Die, My Love, Kathryn Casey, Harper True Crime, $7.99
I’ve said it before and I’ll say it again – to me good books are all about CHARACTER. I don’t care if the characters in question are "sympathetic" or not, I just demand that they be interesting and credible, and nothing proves this literary maxim more than the genre generally considered the least literary, True Crime. In most True Crime there isn’t the standard intermediary of the virtuous detective mediating between the reader and the horrible deed, there’s just the victim, the institutions of justice, and most crucially, the criminal. The hook for True Crime is the inevitable question Who would do a thing like that? In the right hands, the reader can understand the person and their character, the flaws that brought them to cross the line, and, while not condoning it, can even begin to be able to conceive of the unthinkable.
Ann "Golden" Rule is the ruler and yardstick of this world, and it was really her encounter with Ted Bundy, a man she called friend until she learned he was a serial killer, that gave her the insight to elevate a True Confessions type scribbler into the triumphant author of the ground breaking The Stranger Beside Me and from there to a string of excellent and best selling True Crime, the latest of which Too Late to Say Goodbye: A True Story of Murder of Betrayal, is hitting the stores just as you read this. It’s the realization that even worst monsters are fellow humans that gives the best of contemporary True Crime its depth and fascination.

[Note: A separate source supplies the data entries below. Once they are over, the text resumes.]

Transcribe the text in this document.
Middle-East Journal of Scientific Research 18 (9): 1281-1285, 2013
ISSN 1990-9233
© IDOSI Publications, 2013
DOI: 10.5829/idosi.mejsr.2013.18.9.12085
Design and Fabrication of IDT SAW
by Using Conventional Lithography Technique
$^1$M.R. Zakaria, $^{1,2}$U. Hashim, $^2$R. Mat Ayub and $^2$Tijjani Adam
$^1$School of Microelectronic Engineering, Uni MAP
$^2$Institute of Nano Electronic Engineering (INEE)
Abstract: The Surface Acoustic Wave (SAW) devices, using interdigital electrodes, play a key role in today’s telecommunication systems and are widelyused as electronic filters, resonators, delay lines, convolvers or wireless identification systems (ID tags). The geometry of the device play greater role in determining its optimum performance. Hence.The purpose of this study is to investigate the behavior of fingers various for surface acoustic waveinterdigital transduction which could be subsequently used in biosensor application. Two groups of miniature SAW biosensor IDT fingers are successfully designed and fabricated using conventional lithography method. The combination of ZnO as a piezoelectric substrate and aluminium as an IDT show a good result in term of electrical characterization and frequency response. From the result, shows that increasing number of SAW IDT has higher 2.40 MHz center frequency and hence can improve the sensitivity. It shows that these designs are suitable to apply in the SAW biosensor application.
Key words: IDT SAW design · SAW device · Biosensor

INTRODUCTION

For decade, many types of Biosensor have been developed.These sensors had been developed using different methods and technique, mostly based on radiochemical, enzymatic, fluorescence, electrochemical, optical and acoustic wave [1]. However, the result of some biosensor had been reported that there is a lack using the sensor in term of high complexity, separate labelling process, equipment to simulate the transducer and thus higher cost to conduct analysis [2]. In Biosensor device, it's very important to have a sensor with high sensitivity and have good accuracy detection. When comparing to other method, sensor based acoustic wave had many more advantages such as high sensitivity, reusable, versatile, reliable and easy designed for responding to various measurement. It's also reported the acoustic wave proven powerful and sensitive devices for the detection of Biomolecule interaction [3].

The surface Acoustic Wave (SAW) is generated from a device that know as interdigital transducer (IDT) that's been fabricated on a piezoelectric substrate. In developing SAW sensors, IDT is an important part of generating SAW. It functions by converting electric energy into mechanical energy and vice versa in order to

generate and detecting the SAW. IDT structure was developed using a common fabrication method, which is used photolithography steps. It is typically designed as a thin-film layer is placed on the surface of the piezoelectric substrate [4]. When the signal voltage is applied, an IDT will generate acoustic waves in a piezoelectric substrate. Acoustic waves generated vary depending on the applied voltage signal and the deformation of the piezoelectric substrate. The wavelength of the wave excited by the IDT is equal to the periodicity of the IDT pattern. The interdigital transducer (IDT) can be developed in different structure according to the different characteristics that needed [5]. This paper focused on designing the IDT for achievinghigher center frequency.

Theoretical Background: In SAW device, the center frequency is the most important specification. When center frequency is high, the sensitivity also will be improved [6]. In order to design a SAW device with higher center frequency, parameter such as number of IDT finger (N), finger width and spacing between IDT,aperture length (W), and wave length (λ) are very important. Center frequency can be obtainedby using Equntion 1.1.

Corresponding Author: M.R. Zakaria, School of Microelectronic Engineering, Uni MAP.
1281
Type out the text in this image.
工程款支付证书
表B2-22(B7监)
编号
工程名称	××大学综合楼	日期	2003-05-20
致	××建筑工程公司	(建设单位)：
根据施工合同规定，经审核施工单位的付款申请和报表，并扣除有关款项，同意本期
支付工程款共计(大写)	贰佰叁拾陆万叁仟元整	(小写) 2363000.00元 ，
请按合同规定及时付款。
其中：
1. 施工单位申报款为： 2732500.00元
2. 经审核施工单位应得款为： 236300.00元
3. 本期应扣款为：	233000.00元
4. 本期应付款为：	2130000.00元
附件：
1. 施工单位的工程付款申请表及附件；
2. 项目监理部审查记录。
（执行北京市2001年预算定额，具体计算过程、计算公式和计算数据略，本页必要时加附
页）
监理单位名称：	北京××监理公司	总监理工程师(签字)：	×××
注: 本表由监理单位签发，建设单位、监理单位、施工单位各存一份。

One of the new writers who successfully follows the Rule template is Kathryn Casey, author of She Wanted It All and now Die, My Love. Both books have the central character of a histrionic, narcissistic, amoral, immature, attractive, magnetic train wreck of a woman who ends up wounding everyone around her. You get to know Die, My Love’s Piper Jablin so well that you start thinking of her by her first name, and become sincerely grateful that you never met her. If there was ever a case of opposites attracting it was in her ill-starred marriage to her older professor Fred Jablin. He was a very organized, very conscientious, well, wonk, and she was a free spirit, artistic and spontaneous, but totally undisciplined. Whatever chemistry brought them together soon dissolved in the face of her wild spending, inability to hold a job, unfaithfulness, financial chicanery and total lack of guilt. Yet Fred tried to hold on to his marriage and the three children it produced, rationally exploring their problems, believing that his beloved logical reasoning could succeed with a person whose mental processes were as disordered as Piper’s. When he finally gave up, he used his powerful, disciplined methods to successfully get an alimony free divorce and gain custody of his children.
Piper was such a supreme egotist that she thought she didn’t have to work and expected to be constantly catered to. She considered herself a great Mom because she liked to play with her children like another child, even though she was unable to do the adult things like get them to school or the doctor’s. She felt unfairly persecuted when other people didn’t agree with her, and when that person was a judge that she couldn’t bully with her usual hysteria, a murderous rage against Fred was born, enabled by her similarly disturbed family. And of course a murderous plan conceived by the superior genius she considered herself to be could never be detected by those dolts the police, could it?
I always check a True Crime book to see when the trial begins. The later in the book the better, because trials are mostly about the lawyers and their competing scenarios, and often have little to do with the real crime and its perpetrator. If the rest of the canvas is presented clearly enough, the trial is just another detail and Casey gets that part of the formula right too, preferring a novelistic accumulation of history, biography and day to day details rather than sensational journalistic reportage of public events. The bad guys in mysteries are often inconsistently drawn plot devices who exist to surprise the reader when their identity is revealed, or stock serial killers who kill for overly conceptualized reasons. If you want to meet a real villain read Die, My Love because Piper Jablin is the kind of person who would do something like that.